The decision by Ban marks a major reversal of course from less than a year ago, when he announced that the U.N. Secretariat does not enjoy the jurisdiction over protection of whistle-blowers who expose wrongdoing at UNDP, the U.N.s development arm, or other agencies in the labyrinthine U.N. system.
At the time, a broad spectrum of U.N. reformers complained that Ban had ceded those powers, as well as the management of anti-corruption probes, to UNDP and its sister agencies, turning a unified anti-corruption system into a jumble of potential conflicts of interest and differing standards.
Since then, UNDP has been hit with a variety of other scandals including a FOX News investigation last month into UNDPs procurement of $2.3 million worth of airport scanners for the customs service of the radical Chavez government of Venezuela, which the U.S. manufacturer of the equipment said it never shipped.

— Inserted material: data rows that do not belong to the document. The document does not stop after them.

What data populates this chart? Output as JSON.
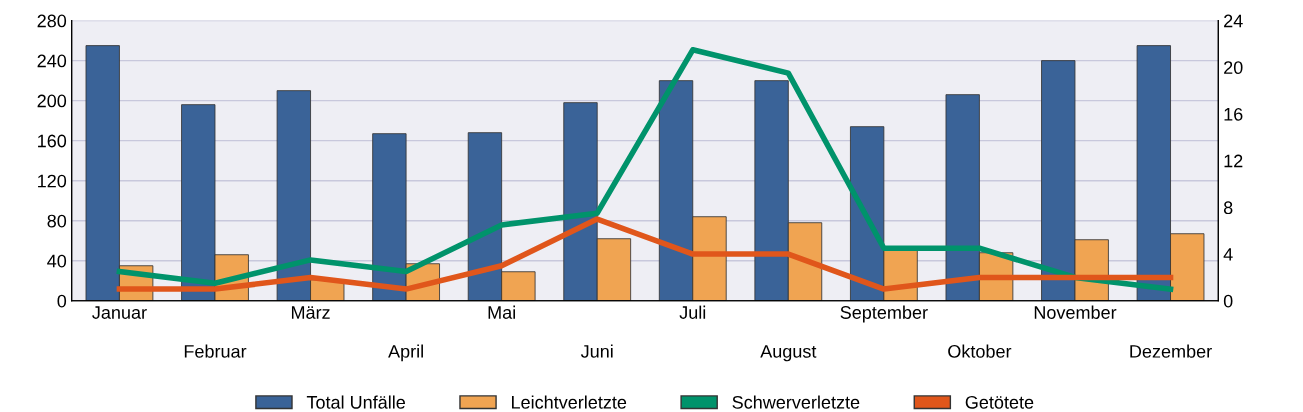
{
  "chart_data": {
    "type": "bar",
    "categories": [
      "Januar",
      "Februar",
      "März",
      "April",
      "Mai",
      "Juni",
      "Juli",
      "August",
      "September",
      "Oktober",
      "November",
      "Dezember"
    ],
    "series": [
      {
        "name": "Total Unfälle",
        "color": "#3a6398",
        "values": [
          255,
          196,
          210,
          167,
          168,
          198,
          220,
          220,
          174,
          206,
          240,
          255
        ]
      },
      {
        "name": "Leichtverletzte",
        "color": "#f0a452",
        "values": [
          35,
          46,
          21,
          37,
          29,
          62,
          84,
          78,
          52,
          48,
          61,
          67
        ]
      },
      {
        "name": "Schwerverletzte",
        "color": "#00936b",
        "type": "line",
        "axis": "y2",
        "values": [
          2.5,
          1.5,
          3.5,
          2.5,
          6.5,
          7.5,
          21.5,
          19.5,
          4.5,
          4.5,
          2,
          1
        ]
      },
      {
        "name": "Getötete",
        "color": "#e0561b",
        "type": "line",
        "axis": "y2",
        "values": [
          1,
          1,
          2,
          1,
          3,
          7,
          4,
          4,
          1,
          2,
          2,
          2
        ]
      }
    ],
    "ylim": [
      0,
      280
    ],
    "yticks": [
      0,
      40,
      80,
      120,
      160,
      200,
      240,
      280
    ],
    "y2lim": [
      0,
      24
    ],
    "y2ticks": [
      0,
      4,
      8,
      12,
      16,
      20,
      24
    ],
    "grid": "y",
    "legend": "bottom",
    "marker": "none"
  }
}
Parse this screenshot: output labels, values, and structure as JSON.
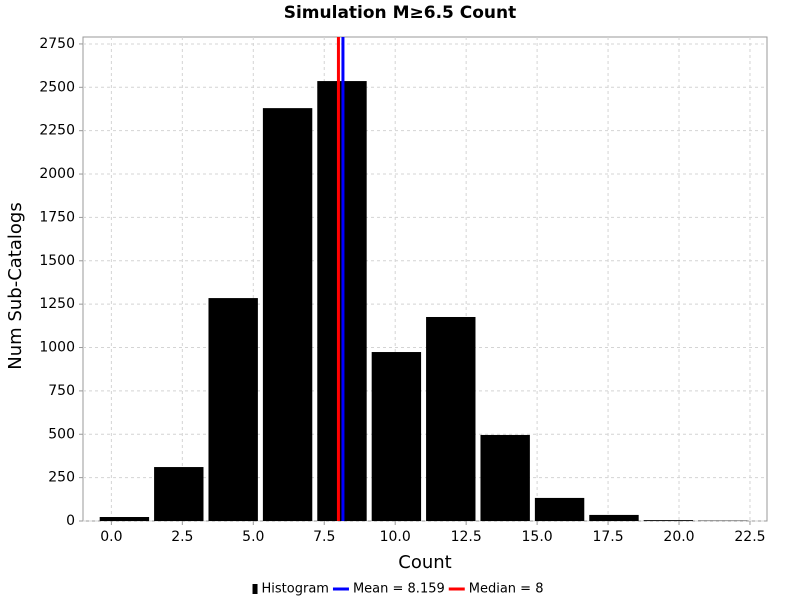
{
  "chart_data": {
    "type": "histogram",
    "title": "Simulation M≥6.5 Count",
    "xlabel": "Count",
    "ylabel": "Num Sub-Catalogs",
    "bins": [
      -0.5,
      1.4167,
      3.3333,
      5.25,
      7.1667,
      9.0833,
      11,
      12.9167,
      14.8333,
      16.75,
      18.6667,
      20.5833,
      22.5
    ],
    "counts": [
      23,
      311,
      1285,
      2380,
      2536,
      974,
      1176,
      496,
      133,
      35,
      5,
      2
    ],
    "color": "#000000",
    "name": "Histogram",
    "vlines": [
      {
        "value": 8.159,
        "label": "Mean = 8.159",
        "color": "#0000ff"
      },
      {
        "value": 8,
        "label": "Median = 8",
        "color": "#ff0000"
      }
    ],
    "xlim": [
      -1.0,
      23.1
    ],
    "ylim": [
      0,
      2790
    ],
    "xticks": [
      {
        "value": 0,
        "label": "0.0"
      },
      2.5,
      {
        "value": 5,
        "label": "5.0"
      },
      7.5,
      {
        "value": 10,
        "label": "10.0"
      },
      12.5,
      {
        "value": 15,
        "label": "15.0"
      },
      17.5,
      {
        "value": 20,
        "label": "20.0"
      },
      22.5
    ],
    "yticks": [
      0,
      250,
      500,
      750,
      1000,
      1250,
      1500,
      1750,
      2000,
      2250,
      2500,
      2750
    ],
    "grid": true
  }
}
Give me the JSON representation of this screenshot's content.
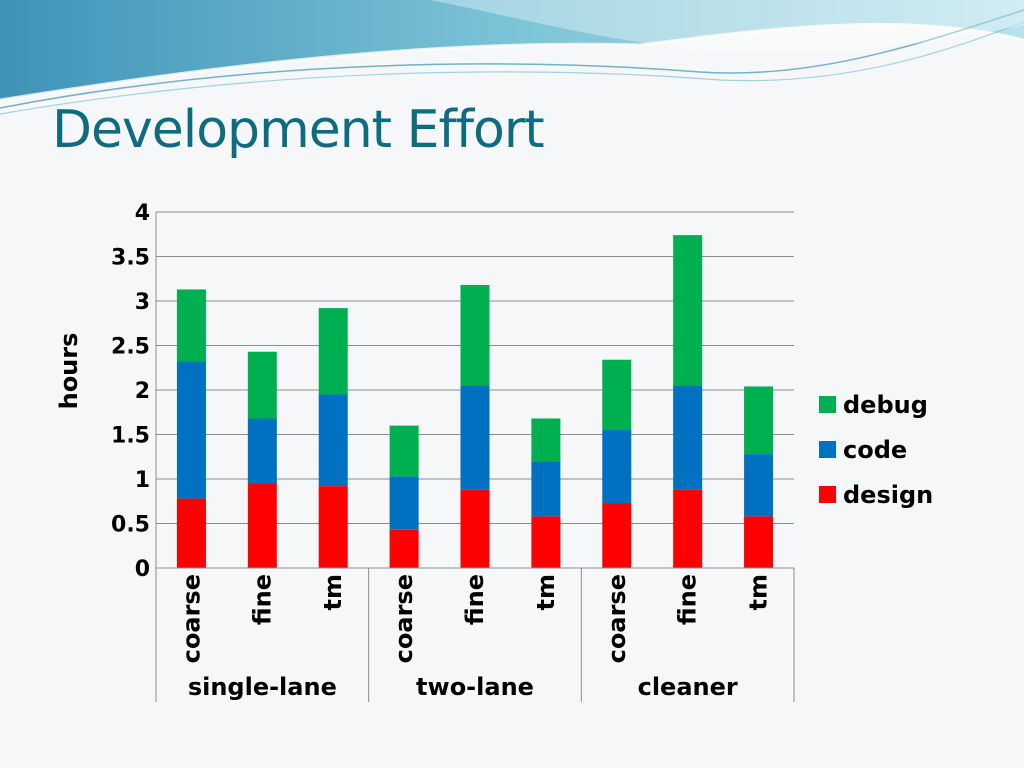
{
  "slide": {
    "title": "Development Effort"
  },
  "chart_data": {
    "type": "bar",
    "stacked": true,
    "title": "",
    "ylabel": "hours",
    "xlabel": "",
    "ylim": [
      0,
      4
    ],
    "yticks": [
      "0",
      "0.5",
      "1",
      "1.5",
      "2",
      "2.5",
      "3",
      "3.5",
      "4"
    ],
    "grid": true,
    "legend_position": "right",
    "groups": [
      {
        "name": "single-lane",
        "categories": [
          "coarse",
          "fine",
          "tm"
        ]
      },
      {
        "name": "two-lane",
        "categories": [
          "coarse",
          "fine",
          "tm"
        ]
      },
      {
        "name": "cleaner",
        "categories": [
          "coarse",
          "fine",
          "tm"
        ]
      }
    ],
    "series": [
      {
        "name": "design",
        "color": "#ff0000",
        "values": [
          0.78,
          0.95,
          0.92,
          0.43,
          0.88,
          0.58,
          0.73,
          0.88,
          0.58
        ]
      },
      {
        "name": "code",
        "color": "#0070c0",
        "values": [
          1.54,
          0.73,
          1.03,
          0.6,
          1.17,
          0.62,
          0.82,
          1.17,
          0.7
        ]
      },
      {
        "name": "debug",
        "color": "#00b050",
        "values": [
          0.81,
          0.75,
          0.97,
          0.57,
          1.13,
          0.48,
          0.79,
          1.69,
          0.76
        ]
      }
    ]
  }
}
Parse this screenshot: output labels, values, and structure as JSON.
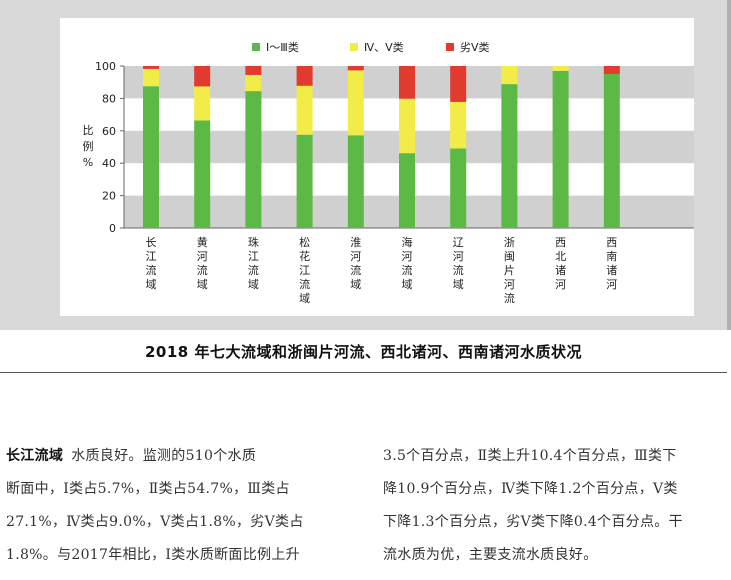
{
  "caption": "2018 年七大流域和浙闽片河流、西北诸河、西南诸河水质状况",
  "chart_data": {
    "type": "bar",
    "stacked": true,
    "ylabel": "比例%",
    "ylabel_chars": [
      "比",
      "例",
      "%"
    ],
    "ylim": [
      0,
      100
    ],
    "yticks": [
      "0",
      "20",
      "40",
      "60",
      "80",
      "100"
    ],
    "grid": "alternating horizontal bands",
    "legend_position": "top",
    "categories": [
      "长江流域",
      "黄河流域",
      "珠江流域",
      "松花江流域",
      "淮河流域",
      "海河流域",
      "辽河流域",
      "浙闽片河流",
      "西北诸河",
      "西南诸河"
    ],
    "series": [
      {
        "name": "Ⅰ～Ⅲ类",
        "color": "#5cb946",
        "values": [
          87.5,
          66.4,
          84.5,
          57.6,
          57.2,
          46.2,
          49.1,
          88.8,
          97.0,
          95.1
        ]
      },
      {
        "name": "Ⅳ、Ⅴ类",
        "color": "#f2ec48",
        "values": [
          10.7,
          21.0,
          10.0,
          30.2,
          40.1,
          33.6,
          28.7,
          11.2,
          3.0,
          0.0
        ]
      },
      {
        "name": "劣Ⅴ类",
        "color": "#e03b2e",
        "values": [
          1.8,
          12.6,
          5.5,
          12.2,
          2.7,
          20.2,
          22.2,
          0.0,
          0.0,
          4.9
        ]
      }
    ]
  },
  "text": {
    "left_heading": "长江流域",
    "left_lines": [
      "水质良好。监测的510个水质",
      "断面中，Ⅰ类占5.7%，Ⅱ类占54.7%，Ⅲ类占",
      "27.1%，Ⅳ类占9.0%，Ⅴ类占1.8%，劣Ⅴ类占",
      "1.8%。与2017年相比，Ⅰ类水质断面比例上升"
    ],
    "right_lines": [
      "3.5个百分点，Ⅱ类上升10.4个百分点，Ⅲ类下",
      "降10.9个百分点，Ⅳ类下降1.2个百分点，Ⅴ类",
      "下降1.3个百分点，劣Ⅴ类下降0.4个百分点。干",
      "流水质为优，主要支流水质良好。"
    ]
  }
}
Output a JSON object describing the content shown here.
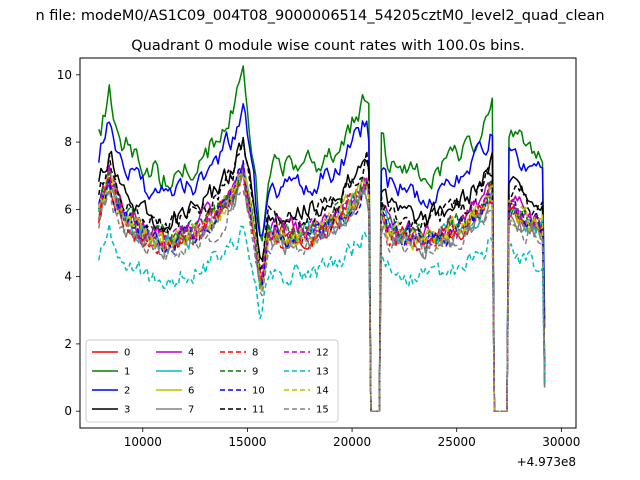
{
  "chart_data": {
    "type": "line",
    "suptitle": "n file: modeM0/AS1C09_004T08_9000006514_54205cztM0_level2_quad_clean",
    "title": "Quadrant 0 module wise count rates with 100.0s bins.",
    "xlabel": "",
    "ylabel": "",
    "x_offset_label": "+4.973e8",
    "xlim": [
      7000,
      30700
    ],
    "ylim": [
      -0.5,
      10.5
    ],
    "xticks": [
      10000,
      15000,
      20000,
      25000,
      30000
    ],
    "xtick_labels": [
      "10000",
      "15000",
      "20000",
      "25000",
      "30000"
    ],
    "yticks": [
      0,
      2,
      4,
      6,
      8,
      10
    ],
    "ytick_labels": [
      "0",
      "2",
      "4",
      "6",
      "8",
      "10"
    ],
    "x_start": 7900,
    "x_end": 29200,
    "bin_width": 100,
    "gaps": [
      [
        20900,
        21300
      ],
      [
        26800,
        27400
      ]
    ],
    "shape_points": [
      [
        7900,
        5.9
      ],
      [
        8400,
        6.8
      ],
      [
        9000,
        5.9
      ],
      [
        10000,
        5.3
      ],
      [
        11000,
        5.0
      ],
      [
        12500,
        5.3
      ],
      [
        13500,
        5.8
      ],
      [
        14300,
        6.4
      ],
      [
        14800,
        7.1
      ],
      [
        15300,
        5.5
      ],
      [
        15650,
        3.6
      ],
      [
        16000,
        5.3
      ],
      [
        17000,
        5.2
      ],
      [
        18500,
        5.4
      ],
      [
        19500,
        5.8
      ],
      [
        20700,
        6.8
      ],
      [
        20880,
        6.3
      ],
      [
        21350,
        6.0
      ],
      [
        21700,
        5.4
      ],
      [
        22500,
        5.2
      ],
      [
        23500,
        5.0
      ],
      [
        24500,
        5.3
      ],
      [
        25500,
        5.6
      ],
      [
        26300,
        6.2
      ],
      [
        26700,
        6.5
      ],
      [
        27450,
        6.0
      ],
      [
        28000,
        5.8
      ],
      [
        29200,
        5.4
      ]
    ],
    "legend_position": "lower-left",
    "legend_columns": 4,
    "series": [
      {
        "name": "0",
        "color": "#ff0000",
        "dash": "solid",
        "level": 1.0,
        "noise": 0.28,
        "seed": 1
      },
      {
        "name": "1",
        "color": "#008000",
        "dash": "solid",
        "level": 1.38,
        "noise": 0.32,
        "seed": 2
      },
      {
        "name": "2",
        "color": "#0000ff",
        "dash": "solid",
        "level": 1.27,
        "noise": 0.3,
        "seed": 3
      },
      {
        "name": "3",
        "color": "#000000",
        "dash": "solid",
        "level": 1.13,
        "noise": 0.28,
        "seed": 4
      },
      {
        "name": "4",
        "color": "#bf00bf",
        "dash": "solid",
        "level": 1.03,
        "noise": 0.28,
        "seed": 5
      },
      {
        "name": "5",
        "color": "#00bfbf",
        "dash": "solid",
        "level": 0.99,
        "noise": 0.28,
        "seed": 6
      },
      {
        "name": "6",
        "color": "#bfbf00",
        "dash": "solid",
        "level": 1.0,
        "noise": 0.28,
        "seed": 7
      },
      {
        "name": "7",
        "color": "#808080",
        "dash": "solid",
        "level": 0.96,
        "noise": 0.28,
        "seed": 8
      },
      {
        "name": "8",
        "color": "#ff0000",
        "dash": "dashed",
        "level": 0.99,
        "noise": 0.28,
        "seed": 9
      },
      {
        "name": "9",
        "color": "#008000",
        "dash": "dashed",
        "level": 1.02,
        "noise": 0.28,
        "seed": 10
      },
      {
        "name": "10",
        "color": "#0000ff",
        "dash": "dashed",
        "level": 1.0,
        "noise": 0.3,
        "seed": 11
      },
      {
        "name": "11",
        "color": "#000000",
        "dash": "dashed",
        "level": 1.1,
        "noise": 0.28,
        "seed": 12
      },
      {
        "name": "12",
        "color": "#bf00bf",
        "dash": "dashed",
        "level": 1.0,
        "noise": 0.28,
        "seed": 13
      },
      {
        "name": "13",
        "color": "#00bfbf",
        "dash": "dashed",
        "level": 0.78,
        "noise": 0.28,
        "seed": 14
      },
      {
        "name": "14",
        "color": "#bfbf00",
        "dash": "dashed",
        "level": 1.0,
        "noise": 0.28,
        "seed": 15
      },
      {
        "name": "15",
        "color": "#808080",
        "dash": "dashed",
        "level": 0.95,
        "noise": 0.28,
        "seed": 16
      }
    ]
  }
}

Yet another important scandal surfaced last week, when a UNDP whistle-blower demanded an investigation by Bans Secretariat into UNDP support for a Somali financial company with ties to terrorist organizations on the U.N.s own sanctions list. The whistle-blower, Ahmed Ismael, claims that he was fired after bringing the issue to UNDPs attention. (A UNDP spokesman told news agencies, Clearly UNDP takes all these allegations extremely seriously and we are in fact investigating them thoroughly.)